Младший вошел и по-хозяйски оглядел брата… В галстуках, видно, он тоже не разбирался, так как не носил, а остальным остался доволен.

Брат, по невысказанному мнению Сереги, был в большом порядке. Крепкий, плечистый, мужественный, в белой рубашке с галстуком, пахнущий одеколоном «Полет». Такого брата приятно проводить до места его назначения.

— Ну что ж, двинем, — сказал Серега.

— Пошли, — сказал Иван. — Проводишь меня немного.

— Я могу и до конца, — сказал мальчик. — Куда хочешь, могу, мне еще до спанья десять часов.

— Ну, уж десять, — придрался Иван. — Что ж ты, под утро ложишься?

— Ну, не десять, а все равно много.

— Ну, тогда пошли.

Они немного не дошли до горсада, и Иван сказал:

— Ну, давай, братан, назад, дальше я сам дотопаю.

— А ты найдешь? — с сомнением спросил мальчик.

— Найду. Я в любой местности ориентируюсь.

Серега удовлетворенно кивнул. Что он, забыл, кто его брат? Пограничники, они хоть где ориентироваться обязаны. Серега улыбнулся брату и пошел домой.

Иван в одиночестве похаживал у входа в городской сад. У него еще было минут пятнадцать до прихода девушки, и он вошел на территорию сада. Народу было множество, в основном около танцплощадки, огороженной металлической сеткой, но кое-кто стоял у эстрады-раковины, где у микрофона вовсю старался культурник.

Публика была совсем молодая, а ребята постарше дружно сгруппировались вокруг павильончика «Пиво — воды».

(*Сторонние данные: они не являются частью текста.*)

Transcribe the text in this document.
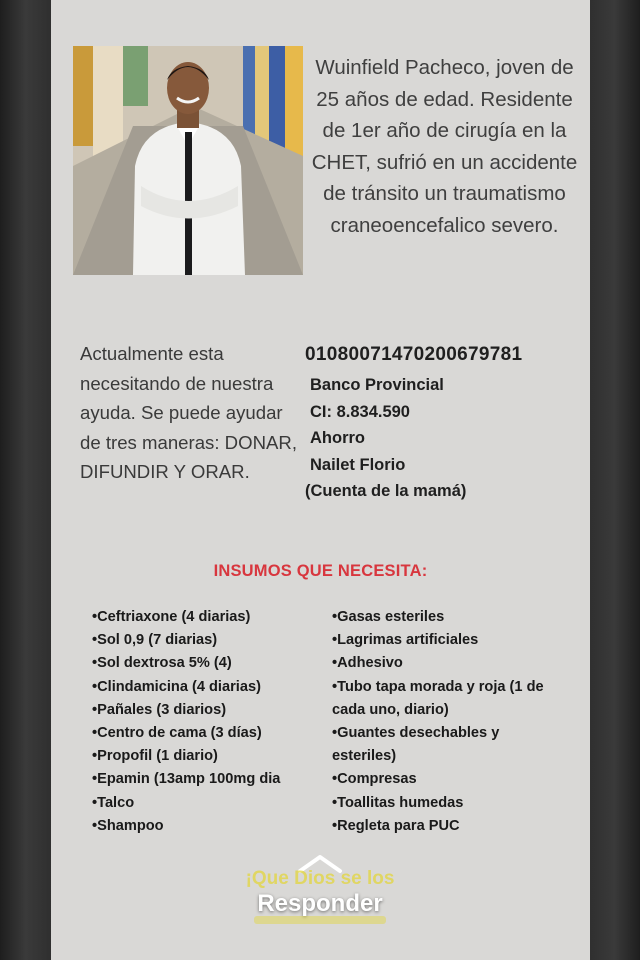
Wuinfield Pacheco, joven de 25 años de edad. Residente de 1er año de cirugía en la CHET, sufrió en un accidente de tránsito un traumatismo craneoencefalico severo.
Actualmente esta necesitando de nuestra ayuda. Se puede ayudar de tres maneras: DONAR, DIFUNDIR Y ORAR.
01080071470200679781
Banco Provincial
CI: 8.834.590
Ahorro
Nailet Florio
(Cuenta de la mamá)
INSUMOS QUE NECESITA:
•Ceftriaxone (4 diarias)
•Sol 0,9 (7 diarias)
•Sol dextrosa 5% (4)
•Clindamicina (4 diarias)
•Pañales (3 diarios)
•Centro de cama (3 días)
•Propofil (1 diario)
•Epamin (13amp 100mg dia
•Talco
•Shampoo
•Gasas esteriles
•Lagrimas artificiales
•Adhesivo
•Tubo tapa morada y roja (1 de cada uno, diario)
•Guantes desechables y esteriles)
•Compresas
•Toallitas humedas
•Regleta para PUC
¡Que Dios se los
Responder
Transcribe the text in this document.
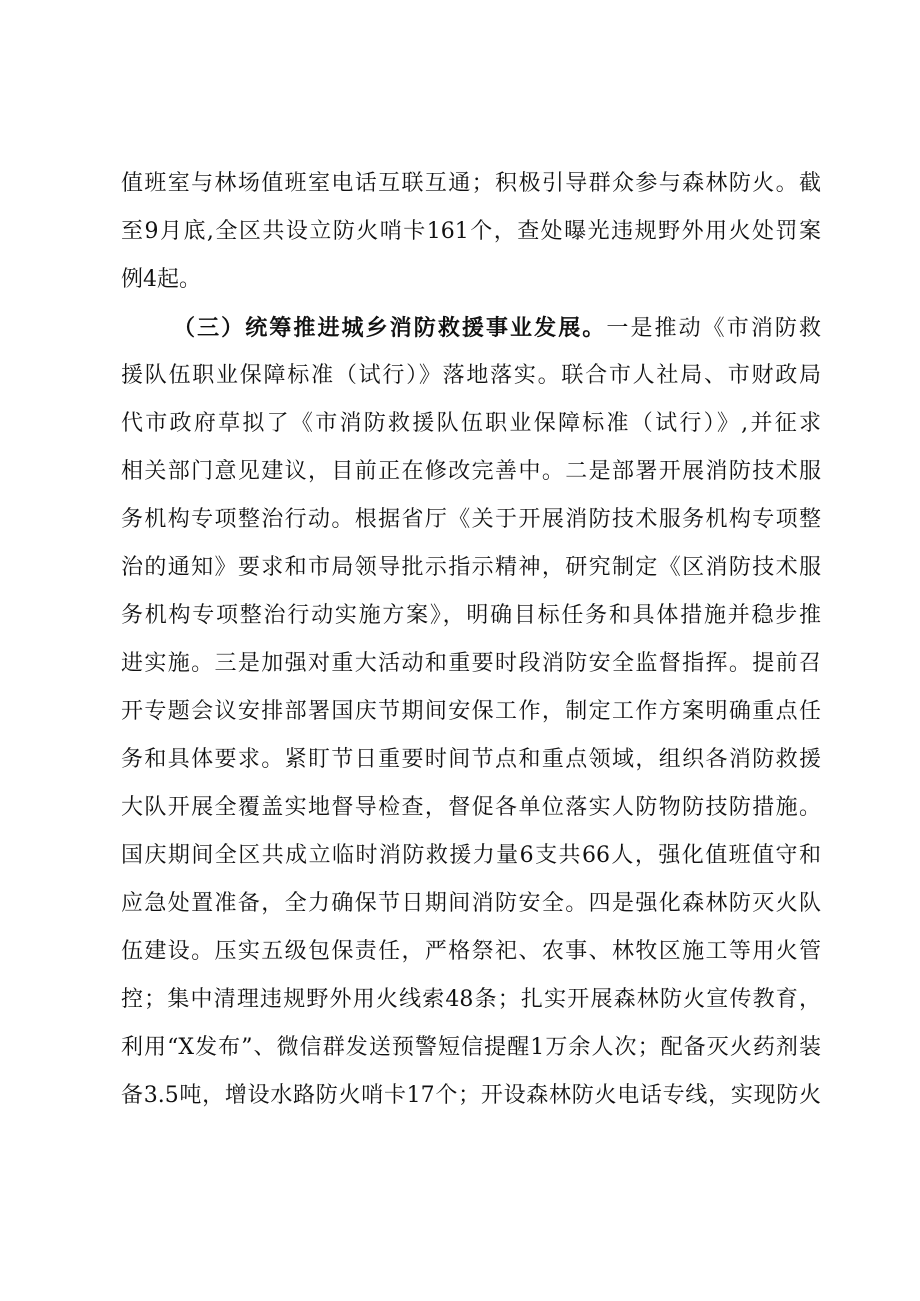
值班室与林场值班室电话互联互通；积极引导群众参与森林防火。截
至9月底,全区共设立防火哨卡161个，查处曝光违规野外用火处罚案
例4起。
（三）统筹推进城乡消防救援事业发展。一是推动《市消防救
援队伍职业保障标准（试行）》落地落实。联合市人社局、市财政局
代市政府草拟了《市消防救援队伍职业保障标准（试行）》,并征求
相关部门意见建议，目前正在修改完善中。二是部署开展消防技术服
务机构专项整治行动。根据省厅《关于开展消防技术服务机构专项整
治的通知》要求和市局领导批示指示精神，研究制定《区消防技术服
务机构专项整治行动实施方案》，明确目标任务和具体措施并稳步推
进实施。三是加强对重大活动和重要时段消防安全监督指挥。提前召
开专题会议安排部署国庆节期间安保工作，制定工作方案明确重点任
务和具体要求。紧盯节日重要时间节点和重点领域，组织各消防救援
大队开展全覆盖实地督导检查，督促各单位落实人防物防技防措施。
国庆期间全区共成立临时消防救援力量6支共66人，强化值班值守和
应急处置准备，全力确保节日期间消防安全。四是强化森林防灭火队
伍建设。压实五级包保责任，严格祭祀、农事、林牧区施工等用火管
控；集中清理违规野外用火线索48条；扎实开展森林防火宣传教育，
利用“X发布”、微信群发送预警短信提醒1万余人次；配备灭火药剂装
备3.5吨，增设水路防火哨卡17个；开设森林防火电话专线，实现防火
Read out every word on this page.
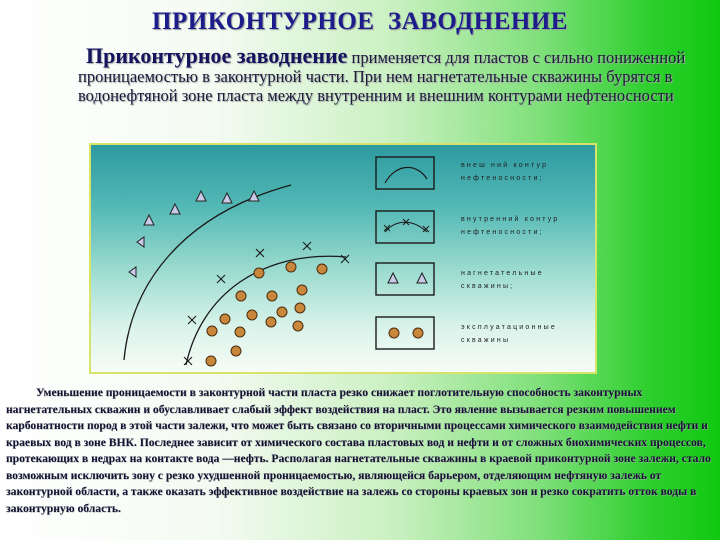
ПРИКОНТУРНОЕ  ЗАВОДНЕНИЕ
Приконтурное заводнение применяется для пластов с сильно пониженной проницаемостью в законтурной части. При нем нагнетательные скважины бурятся в водонефтяной зоне пласта между внутренним и внешним контурами нефтеносности
внеш ний контур нефтеносности;
внутренний контур нефтеносности;
нагнетательные скважины;
эксплуатационные скважины
Уменьшение проницаемости в законтурной части пласта резко снижает поглотительную способность законтурных нагнетательных скважин и обуславливает слабый эффект воздействия на пласт. Это явление вызывается резким повышением карбонатности пород в этой части залежи, что может быть связано со вторичными процессами химического взаимодействия нефти и краевых вод в зоне ВНК. Последнее зависит от химического состава пластовых вод и нефти и от сложных биохимических процессов, протекающих в недрах на контакте вода —нефть. Располагая нагнетательные скважины в краевой приконтурной зоне залежи, стало возможным исключить зону с резко ухудшенной проницаемостью, являющейся барьером, отделяющим нефтяную залежь от законтурной области, а также оказать эффективное воздействие на залежь со стороны краевых зон и резко сократить отток воды в законтурную область.
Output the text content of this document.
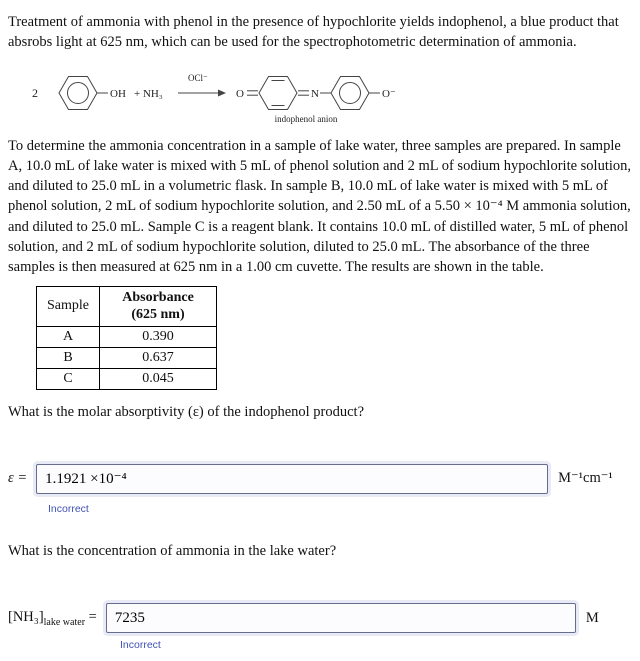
Treatment of ammonia with phenol in the presence of hypochlorite yields indophenol, a blue product that absrobs light at 625 nm, which can be used for the spectrophotometric determination of ammonia.

2	OH + NH₃
OCl⁻
O	N	O⁻
indophenol anion

To determine the ammonia concentration in a sample of lake water, three samples are prepared. In sample A, 10.0 mL of lake water is mixed with 5 mL of phenol solution and 2 mL of sodium hypochlorite solution, and diluted to 25.0 mL in a volumetric flask. In sample B, 10.0 mL of lake water is mixed with 5 mL of phenol solution, 2 mL of sodium hypochlorite solution, and 2.50 mL of a 5.50 × 10⁻⁴ M ammonia solution, and diluted to 25.0 mL. Sample C is a reagent blank. It contains 10.0 mL of distilled water, 5 mL of phenol solution, and 2 mL of sodium hypochlorite solution, diluted to 25.0 mL. The absorbance of the three samples is then measured at 625 nm in a 1.00 cm cuvette. The results are shown in the table.

Sample	Absorbance
(625 nm)

A	0.390
B	0.637
C	0.045

What is the molar absorptivity (ε) of the indophenol product?

ε =
1.1921 ×10⁻⁴	M⁻¹cm⁻¹
Incorrect

What is the concentration of ammonia in the lake water?

$[NH_3]_{lake water}$ =
7235	M
Incorrect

Музыка уже гремела, ломкий и как бы чуть хмельной, приятный мужской голос рвался из динамика, постанывая: «Ай, ай, Дилайла…» Во всей этой суете Иван ощутил вдруг свое одиночество, и свой возраст, и то, что был здесь как бы неким гостем с другой планеты, летевшим много световых лет и вот опустившимся рядом с танцплощадкой, неким пришельцем с той планеты, название которой неизвестно местной молодежи, так же как и неизвестен факт его появления здесь, в инопланетной форме (светлый костюм, белая, в первый раз надеванная рубашка, галстук с искорками). Что он, робел перед этой танцплощадкой? Перед девушкой, которая, возможно, не придет? Перед этими юнцами в широченных, как юбки, брюках с металлическими украшениями по обшлагу? Видал он таких фраеров!

Не много погулял он в своей жизни на воле, но танцплощадки видывал, и прошел, и вымерял их вкрадчивыми шагами танго, прыгающими — фокстрота, и даже во времена рок-н-ролла успел повертеть партнерш юлой вокруг себя. Он в этом деле был человек передовых взглядов и уважал новые танцы, и парки культуры, и заводские клубы, и особенно летние рестораны с танцплощадками, куда приходил в различные периоды своей жизни по делам, а часто и просто так, для собственного удовольствия… «Дилайла» так «Дилайла», — думал он. — Сегодня «Дилайла», а вчера было «Арабское танго», а позавчера «Мишка, Мишка, где твоя улыбка». Расклешенные брюки с блестящими инкрустациями тоже можно пережить, вчера были узенькие дудочки, что на ногу не налезали, носили и такие, а сейчас будем носить нормальные, но если кому охота, пусть подметает пыль клешами с бубенцами, пусть звенят однозвучно, ему не жалко, но он лично такой сарафан с музыкой на себя не напялит… Вот мини-юбка — это другое дело, это нам нравится, это пусть носят.